Así, Larrea se convierte aquí en el polo que concita un no pequeño
número de intereses: la pintura contemporánea, César Vallejo, el surrealismo,
la política argentina, la intelectualidad cordobesa, su universidad…
y también un puñado de personalidades vinculadas a Córdoba (fotógrafos,
artistas, poetas, profesoras) rescatadas de su propio olvido por el amor que
inspira en Cabral el autor de Orbe.
Este es un buen ejemplo de la reversibilidad de los términos que articulan
las páginas de Eugenia Cabral: se acude a los entrevistados para
reconstruir a un Juan Larrea que parece haberse hundido en la penumbra
de la última ciudad de su interminable exilio, pero se rescata, en buena
medida, un pasado colectivo del que apenas si quedan como referente los
restos esparcidos del exiliado español. Esa compleja relación, la de Larrea
con Córdoba, y la de Córdoba con Larrea, es un laberinto en el que nadie
antes había sido capaz de alumbrar.
Los que todavía nos atrevemos a pronunciar la palabra “vanguardias”
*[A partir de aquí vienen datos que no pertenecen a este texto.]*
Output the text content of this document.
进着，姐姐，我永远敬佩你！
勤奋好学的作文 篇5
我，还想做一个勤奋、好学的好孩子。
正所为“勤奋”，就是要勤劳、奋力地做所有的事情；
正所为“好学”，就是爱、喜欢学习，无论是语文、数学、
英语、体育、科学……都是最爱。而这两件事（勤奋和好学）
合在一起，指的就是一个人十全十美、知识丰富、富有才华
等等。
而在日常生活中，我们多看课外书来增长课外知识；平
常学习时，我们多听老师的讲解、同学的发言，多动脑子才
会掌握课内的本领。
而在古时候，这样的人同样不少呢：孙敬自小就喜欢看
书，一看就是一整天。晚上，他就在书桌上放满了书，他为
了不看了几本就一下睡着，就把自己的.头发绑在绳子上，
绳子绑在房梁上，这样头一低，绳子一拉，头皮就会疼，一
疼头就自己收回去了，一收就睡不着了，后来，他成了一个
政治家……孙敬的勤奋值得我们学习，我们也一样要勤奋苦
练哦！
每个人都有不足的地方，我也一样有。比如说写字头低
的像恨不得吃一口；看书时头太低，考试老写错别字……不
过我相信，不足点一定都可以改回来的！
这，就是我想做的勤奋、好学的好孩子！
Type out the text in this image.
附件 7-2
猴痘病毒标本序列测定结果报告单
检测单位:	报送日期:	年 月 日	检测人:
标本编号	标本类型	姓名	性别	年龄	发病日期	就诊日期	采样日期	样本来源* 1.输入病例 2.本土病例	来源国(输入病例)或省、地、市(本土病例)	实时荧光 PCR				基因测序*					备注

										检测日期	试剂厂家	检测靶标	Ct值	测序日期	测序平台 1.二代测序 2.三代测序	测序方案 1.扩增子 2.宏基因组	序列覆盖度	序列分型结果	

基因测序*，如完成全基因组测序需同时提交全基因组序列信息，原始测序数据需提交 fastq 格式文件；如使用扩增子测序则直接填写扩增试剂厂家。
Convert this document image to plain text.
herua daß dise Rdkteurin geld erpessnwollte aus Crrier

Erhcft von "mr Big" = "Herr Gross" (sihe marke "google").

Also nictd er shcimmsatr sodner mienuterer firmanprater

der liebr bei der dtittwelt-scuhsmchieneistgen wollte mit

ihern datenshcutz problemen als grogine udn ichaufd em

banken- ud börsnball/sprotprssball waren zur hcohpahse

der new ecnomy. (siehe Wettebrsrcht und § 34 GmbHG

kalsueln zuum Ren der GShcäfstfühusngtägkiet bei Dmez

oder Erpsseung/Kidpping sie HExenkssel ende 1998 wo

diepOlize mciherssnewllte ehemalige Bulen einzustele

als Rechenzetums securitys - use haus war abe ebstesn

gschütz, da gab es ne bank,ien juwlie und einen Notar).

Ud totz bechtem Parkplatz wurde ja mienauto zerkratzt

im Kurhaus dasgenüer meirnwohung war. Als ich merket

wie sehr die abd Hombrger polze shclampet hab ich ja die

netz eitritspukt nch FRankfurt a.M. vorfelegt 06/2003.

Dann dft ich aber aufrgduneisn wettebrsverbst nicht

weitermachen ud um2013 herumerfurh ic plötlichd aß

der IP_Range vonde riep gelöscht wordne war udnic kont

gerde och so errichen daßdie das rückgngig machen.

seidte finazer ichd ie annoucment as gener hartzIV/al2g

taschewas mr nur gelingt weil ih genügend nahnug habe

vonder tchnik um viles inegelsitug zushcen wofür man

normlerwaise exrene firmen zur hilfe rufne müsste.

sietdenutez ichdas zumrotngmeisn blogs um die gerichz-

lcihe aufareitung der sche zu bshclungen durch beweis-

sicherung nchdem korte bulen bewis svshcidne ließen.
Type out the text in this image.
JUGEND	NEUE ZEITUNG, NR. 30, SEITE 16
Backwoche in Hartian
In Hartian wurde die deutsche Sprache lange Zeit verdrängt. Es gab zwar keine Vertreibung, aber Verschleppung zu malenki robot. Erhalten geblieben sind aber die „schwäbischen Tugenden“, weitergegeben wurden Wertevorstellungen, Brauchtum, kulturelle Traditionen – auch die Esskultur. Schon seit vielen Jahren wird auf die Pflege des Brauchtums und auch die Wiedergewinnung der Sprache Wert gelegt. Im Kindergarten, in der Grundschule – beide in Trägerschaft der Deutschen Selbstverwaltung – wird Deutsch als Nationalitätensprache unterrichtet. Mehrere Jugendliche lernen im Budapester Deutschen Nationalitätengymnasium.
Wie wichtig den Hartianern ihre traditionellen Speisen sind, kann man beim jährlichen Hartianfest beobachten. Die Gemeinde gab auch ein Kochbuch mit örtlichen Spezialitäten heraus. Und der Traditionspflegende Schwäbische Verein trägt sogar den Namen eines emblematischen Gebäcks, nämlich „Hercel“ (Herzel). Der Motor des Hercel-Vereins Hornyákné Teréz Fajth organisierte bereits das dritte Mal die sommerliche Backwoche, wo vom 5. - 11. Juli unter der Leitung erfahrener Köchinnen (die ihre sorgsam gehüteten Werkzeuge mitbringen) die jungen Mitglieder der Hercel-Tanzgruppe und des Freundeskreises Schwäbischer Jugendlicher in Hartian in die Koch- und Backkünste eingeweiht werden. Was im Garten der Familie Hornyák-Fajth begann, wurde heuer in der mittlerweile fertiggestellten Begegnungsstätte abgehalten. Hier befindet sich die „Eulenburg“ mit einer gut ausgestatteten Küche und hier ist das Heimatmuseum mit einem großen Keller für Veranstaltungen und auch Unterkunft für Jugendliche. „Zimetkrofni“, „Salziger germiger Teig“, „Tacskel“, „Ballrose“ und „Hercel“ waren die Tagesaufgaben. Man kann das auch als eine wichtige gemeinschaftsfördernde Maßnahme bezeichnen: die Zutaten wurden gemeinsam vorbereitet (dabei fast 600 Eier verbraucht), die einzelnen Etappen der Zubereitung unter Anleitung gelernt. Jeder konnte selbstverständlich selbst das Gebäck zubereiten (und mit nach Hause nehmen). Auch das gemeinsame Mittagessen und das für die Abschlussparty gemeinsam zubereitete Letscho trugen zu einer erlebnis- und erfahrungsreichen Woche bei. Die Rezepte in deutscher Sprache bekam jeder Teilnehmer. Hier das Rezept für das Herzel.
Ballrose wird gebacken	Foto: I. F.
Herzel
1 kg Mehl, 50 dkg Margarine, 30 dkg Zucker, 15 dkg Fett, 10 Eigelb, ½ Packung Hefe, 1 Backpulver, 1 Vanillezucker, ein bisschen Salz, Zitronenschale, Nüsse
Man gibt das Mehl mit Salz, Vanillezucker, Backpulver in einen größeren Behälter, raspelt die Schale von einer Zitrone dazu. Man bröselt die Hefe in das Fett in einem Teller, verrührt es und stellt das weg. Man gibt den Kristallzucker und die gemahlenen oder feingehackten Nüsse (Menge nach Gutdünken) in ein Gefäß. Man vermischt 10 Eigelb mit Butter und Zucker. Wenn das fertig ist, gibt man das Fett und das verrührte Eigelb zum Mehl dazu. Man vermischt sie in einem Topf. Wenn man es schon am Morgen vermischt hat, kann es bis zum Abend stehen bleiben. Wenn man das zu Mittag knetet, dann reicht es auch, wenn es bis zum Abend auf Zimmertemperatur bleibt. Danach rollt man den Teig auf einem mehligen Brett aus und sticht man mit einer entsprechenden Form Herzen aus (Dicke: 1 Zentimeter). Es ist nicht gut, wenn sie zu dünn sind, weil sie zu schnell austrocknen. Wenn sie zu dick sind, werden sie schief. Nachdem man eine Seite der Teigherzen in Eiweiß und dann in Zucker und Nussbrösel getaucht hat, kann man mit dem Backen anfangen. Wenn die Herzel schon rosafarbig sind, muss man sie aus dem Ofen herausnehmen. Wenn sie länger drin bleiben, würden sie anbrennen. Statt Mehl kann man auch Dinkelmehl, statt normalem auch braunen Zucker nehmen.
(y no somos tantos, aunque sea tanto lo que todos les debemos) estamos
acostumbrados a recordar las andanzas de quienes están asociados a ellas
en el marco cosmopolita de las capitales europeas, sobre todo en París, o
ya entrados en la segunda gran guerra, en las cosmópolis americanas de Nueva York y México D.F Imaginar a un vanguardista como Larrea en la
insular Córdoba no es tan sencillo y quizás esta inserción sea uno de los
aciertos fundamentales de este libro.
Teníamos noticia de los desarrollos de la sorprendente obra de Juan
Larrea durante su estancia en la ciudad, sabíamos –fundamentalmente a
través de la propia mirada de Larrea– de las disputas que intervinieron en
la actividad académica que realizó en la Universidad Nacional, teníamos
noticia del acontecimiento (la muerte en accidente de avión de la primera
hija del poeta, Lucienne) que convierte la biografía de Larrea en un drama
familiar que se prolonga en otra figura también aquí rememorada (la
de Vicente Federico Luy Larrea, nieto y ahijado de Juan Larrea)… Pero
todos estos puntos de luz no eran suficientes para iluminar el escenario
en el que se desenvolvieron los últimos veinticuatro años de vida de Juan
Larrea. Sencillamente no teníamos noticia de nadie, excepción hecha de
la profesora Graciela Maturo, que siguiese escribiendo en Argentina sobre
Juan Larrea. Así este exiliado de origen vasco y nacionalidad mexicana
que pasó la mayor parte de su vida (y desarrolló prácticamente la totalidad
de su obra) fuera de España, se está convirtiendo por mor de quienes escribimos
sobre él en una figura fundamentalmente española. Cabral también
contribuye a dar la vuelta a esta situación. Aquí Larrea aparece a una
luz que en la lectura que se ha venido haciendo desde la Península apenas
se contempla. Si tenemos en cuenta que el exilio es un fenómeno que tiene
(al menos) dos caras, Cabral gira la moneda para presentarnos el otro perfil;
no el del lugar de origen, sino el que se percibe desde la perspectiva del
país de acogida o residencia y trabajo. O, en otros términos, Juan Larrea es
aquí un inmigrante, no un emigrado. Y esta posición nos ayuda a explicar
las dificultades que afloraron en su relación con la Argentina y también
nos invita a considerar lo que significaron para él las complejas circunstancias
sociales y políticas a las que se encaminaba el país.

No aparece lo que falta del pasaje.